Dandruff is considered to be a mild form of Seborrheic dermatitis. It is a common skin condition that mainly affects the scalp and causes scaly patches, red skin and stubborn dandruff. It can also affect oily areas of the body such as face, sides of the nose, eyebrows, ears, eyelids and chest. In babies, Seborrheic dermatitis is called Cradle Cap. This condition is more common in infants within the first three months after they are born. In adults, between 1% and 10% people are affected. Males are more often affected than female. The cause of Seborrheic dermatitis has not been fully clarified. The condition is thought to be due to a local inflammatory response to over-colonization by Malassezia fungi species in sebum-producing skin areas including the scalp, face, chest, back, underarms and groin.
CAUSES OF DANDRUFF:-
Dandruff may have several causes including:-
- irritated, oily skin.
- not using shampoo frequently.
- an yeast-like fungus Malassezia that feeds on oils on the scalps of most adults.
- dry skin.
- sensitivity to hair care products.
- other skin conditions such as psoriasis and eczema.
WHAT IS MALASSEZIA?
In about half of the human population, it’s activity causes dandruff. Our skin hosts billions of microbes. Malassezia yeasts make themselves at home on our skin shortly after we are born. Follicles, the tiny cavities that grow hairs all over our body, make for especially popular living quarters for these. Malassezia are found in these follicles because they contain glands that secrete an oil called sebum, that’s thought to lubricate and strengthen our hair. Malassezia evolved to consume our skin’s proteins and oils and because of it’s many sebum-secreting follicles our scalp is one of the oiliest places on our body and consequently one of the yeastiest.

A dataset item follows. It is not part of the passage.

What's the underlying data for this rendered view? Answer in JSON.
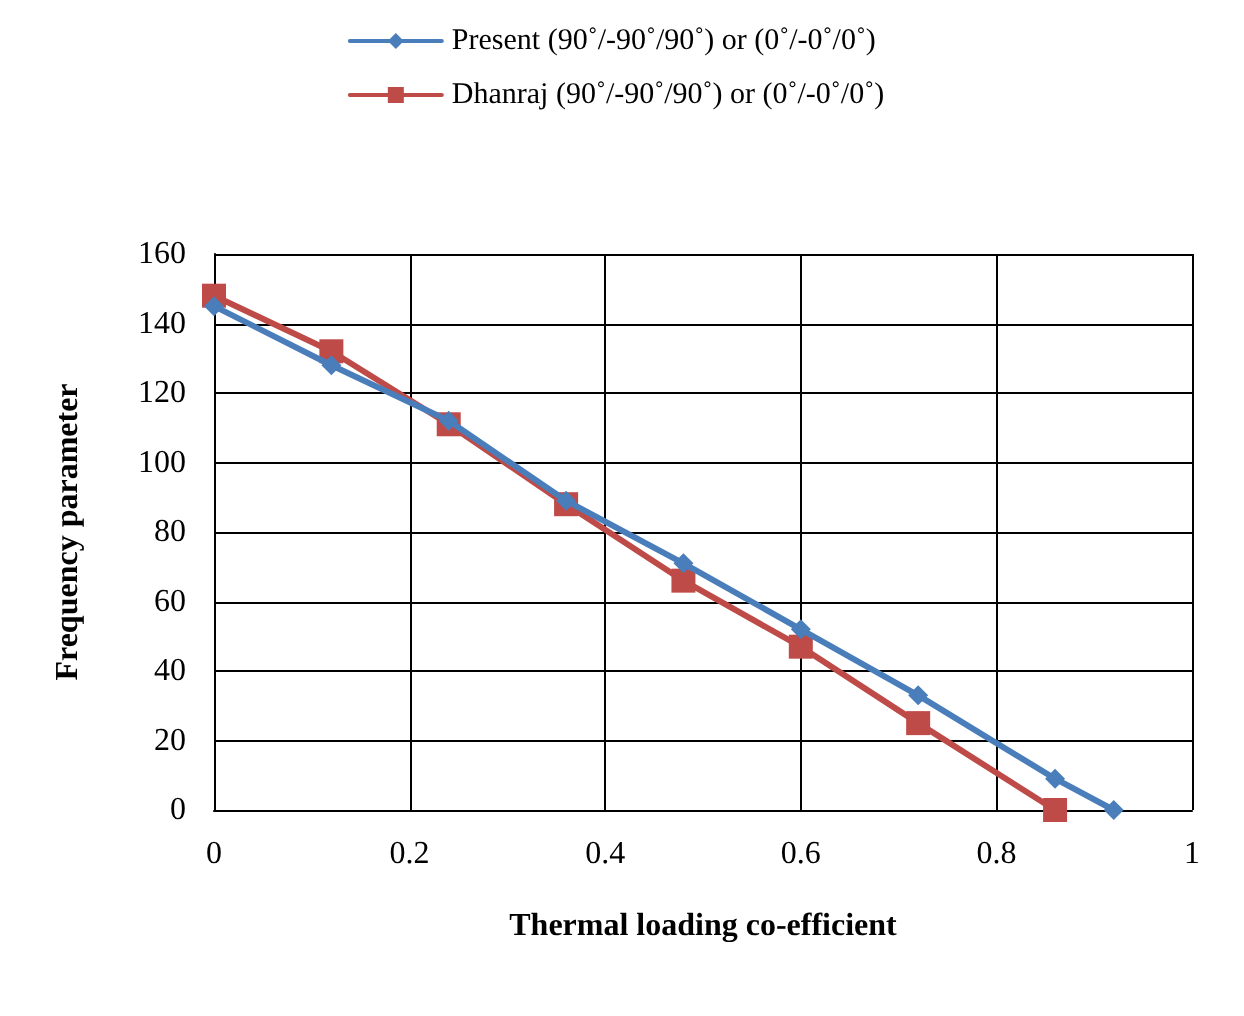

As these fungi feast on our scalp’s oils, dandruff may form. This is because sebum is composed of both saturated and unsaturated fatty acids. Saturated fats perfectly pack together whereas unsaturated fats contain double bonds that create an irregular twist or curl in their structure. Malassezia eat sebum by secreting an enzyme that releases all of the oil’s fatty acids but they only consume the saturated fats, leaving the unsaturated ones behind. These unsaturated fats(irregularly shaped) soak into the skin and pry it’s barrier open allowing water to escape. The body detects these breaches and responds defensively causing the inflammation that gives dandruff it’s itch. It also makes the skin cells proliferate to repair the damaged barrier.

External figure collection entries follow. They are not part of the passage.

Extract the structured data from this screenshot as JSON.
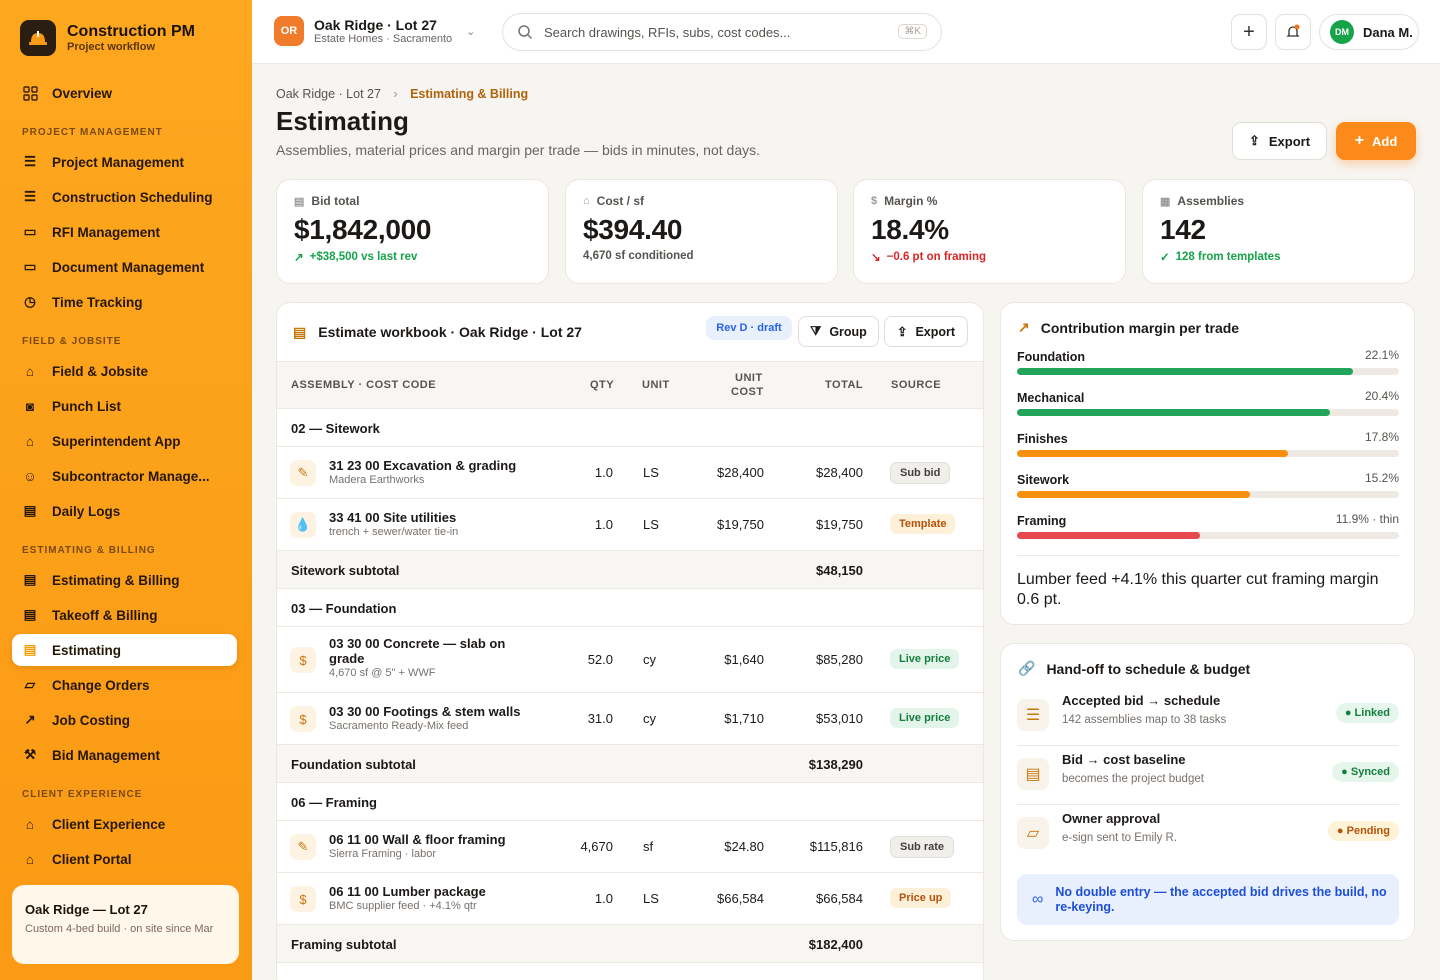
{
  "brand": {
    "name": "Construction PM",
    "tagline": "Project workflow"
  },
  "nav": {
    "overview": "Overview",
    "sections": {
      "pm": "PROJECT MANAGEMENT",
      "field": "FIELD & JOBSITE",
      "est": "ESTIMATING & BILLING",
      "client": "CLIENT EXPERIENCE"
    },
    "items": [
      "Project Management",
      "Construction Scheduling",
      "RFI Management",
      "Document Management",
      "Time Tracking",
      "Field & Jobsite",
      "Punch List",
      "Superintendent App",
      "Subcontractor Manage...",
      "Daily Logs",
      "Estimating & Billing",
      "Takeoff & Billing",
      "Estimating",
      "Change Orders",
      "Job Costing",
      "Bid Management",
      "Client Experience",
      "Client Portal"
    ]
  },
  "side_card": {
    "title": "Oak Ridge — Lot 27",
    "desc": "Custom 4-bed build · on site since Mar"
  },
  "topbar": {
    "project_badge": "OR",
    "project_name": "Oak Ridge · Lot 27",
    "project_sub": "Estate Homes · Sacramento",
    "search_placeholder": "Search drawings, RFIs, subs, cost codes...",
    "kbd": "⌘K",
    "user_initials": "DM",
    "user_name": "Dana M."
  },
  "page": {
    "crumb_root": "Oak Ridge · Lot 27",
    "crumb_current": "Estimating & Billing",
    "title": "Estimating",
    "subtitle": "Assemblies, material prices and margin per trade — bids in minutes, not days.",
    "export_label": "Export",
    "add_label": "Add"
  },
  "kpis": [
    {
      "label": "Bid total",
      "value": "$1,842,000",
      "delta": "+$38,500 vs last rev",
      "tone": "#16a34a"
    },
    {
      "label": "Cost / sf",
      "value": "$394.40",
      "delta": "4,670 sf conditioned",
      "tone": "#57534e"
    },
    {
      "label": "Margin %",
      "value": "18.4%",
      "delta": "−0.6 pt on framing",
      "tone": "#dc2626"
    },
    {
      "label": "Assemblies",
      "value": "142",
      "delta": "128 from templates",
      "tone": "#16a34a"
    }
  ],
  "workbook": {
    "title": "Estimate workbook · Oak Ridge · Lot 27",
    "rev": "Rev D · draft",
    "group_label": "Group",
    "export_label": "Export",
    "cols": {
      "assembly": "ASSEMBLY · COST CODE",
      "qty": "QTY",
      "unit": "UNIT",
      "unit_cost_1": "UNIT",
      "unit_cost_2": "COST",
      "total": "TOTAL",
      "source": "SOURCE"
    },
    "groups": [
      {
        "name": "02 — Sitework",
        "subtotal_label": "Sitework subtotal",
        "subtotal": "$48,150",
        "rows": [
          {
            "name": "31 23 00 Excavation & grading",
            "sub": "Madera Earthworks",
            "qty": "1.0",
            "unit": "LS",
            "unit_cost": "$28,400",
            "total": "$28,400",
            "source": "Sub bid",
            "icon": "✎"
          },
          {
            "name": "33 41 00 Site utilities",
            "sub": "trench + sewer/water tie-in",
            "qty": "1.0",
            "unit": "LS",
            "unit_cost": "$19,750",
            "total": "$19,750",
            "source": "Template",
            "icon": "💧"
          }
        ]
      },
      {
        "name": "03 — Foundation",
        "subtotal_label": "Foundation subtotal",
        "subtotal": "$138,290",
        "rows": [
          {
            "name": "03 30 00 Concrete — slab on grade",
            "sub": "4,670 sf @ 5\" + WWF",
            "qty": "52.0",
            "unit": "cy",
            "unit_cost": "$1,640",
            "total": "$85,280",
            "source": "Live price",
            "icon": "$"
          },
          {
            "name": "03 30 00 Footings & stem walls",
            "sub": "Sacramento Ready-Mix feed",
            "qty": "31.0",
            "unit": "cy",
            "unit_cost": "$1,710",
            "total": "$53,010",
            "source": "Live price",
            "icon": "$"
          }
        ]
      },
      {
        "name": "06 — Framing",
        "subtotal_label": "Framing subtotal",
        "subtotal": "$182,400",
        "rows": [
          {
            "name": "06 11 00 Wall & floor framing",
            "sub": "Sierra Framing · labor",
            "qty": "4,670",
            "unit": "sf",
            "unit_cost": "$24.80",
            "total": "$115,816",
            "source": "Sub rate",
            "icon": "✎"
          },
          {
            "name": "06 11 00 Lumber package",
            "sub": "BMC supplier feed · +4.1% qtr",
            "qty": "1.0",
            "unit": "LS",
            "unit_cost": "$66,584",
            "total": "$66,584",
            "source": "Price up",
            "icon": "$"
          }
        ]
      }
    ]
  },
  "margin": {
    "title": "Contribution margin per trade",
    "trades": [
      {
        "name": "Foundation",
        "label": "22.1%",
        "fraction": 0.88,
        "color": "#22a55a"
      },
      {
        "name": "Mechanical",
        "label": "20.4%",
        "fraction": 0.82,
        "color": "#22a55a"
      },
      {
        "name": "Finishes",
        "label": "17.8%",
        "fraction": 0.71,
        "color": "#f7900f"
      },
      {
        "name": "Sitework",
        "label": "15.2%",
        "fraction": 0.61,
        "color": "#f7900f"
      },
      {
        "name": "Framing",
        "label": "11.9% · thin",
        "fraction": 0.48,
        "color": "#e5484d"
      }
    ],
    "note": "Lumber feed +4.1% this quarter cut framing margin 0.6 pt."
  },
  "handoff": {
    "title": "Hand-off to schedule & budget",
    "items": [
      {
        "title": "Accepted bid → schedule",
        "sub": "142 assemblies map to 38 tasks",
        "status": "Linked"
      },
      {
        "title": "Bid → cost baseline",
        "sub": "becomes the project budget",
        "status": "Synced"
      },
      {
        "title": "Owner approval",
        "sub": "e-sign sent to Emily R.",
        "status": "Pending"
      }
    ],
    "banner": "No double entry — the accepted bid drives the build, no re-keying."
  }
}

Usually our skin’s outer surface, or epidermis completely renews itself every two to three weeks. Epidermal cells divide, move outwards, die and form the skin’s tough outer layer which gradually sheds off in single cells far too small to see. But with dandruff cells churn out quickly to correct the broken barrier, meaning they don’t mature and differentiate properly. Instead they form large, greasy clumps around the hair follicle that are shed as visible flakes. Currently the most effective way to get rid of dandruff is by using Antifungal shampoos or as recommended by the Dermatologist.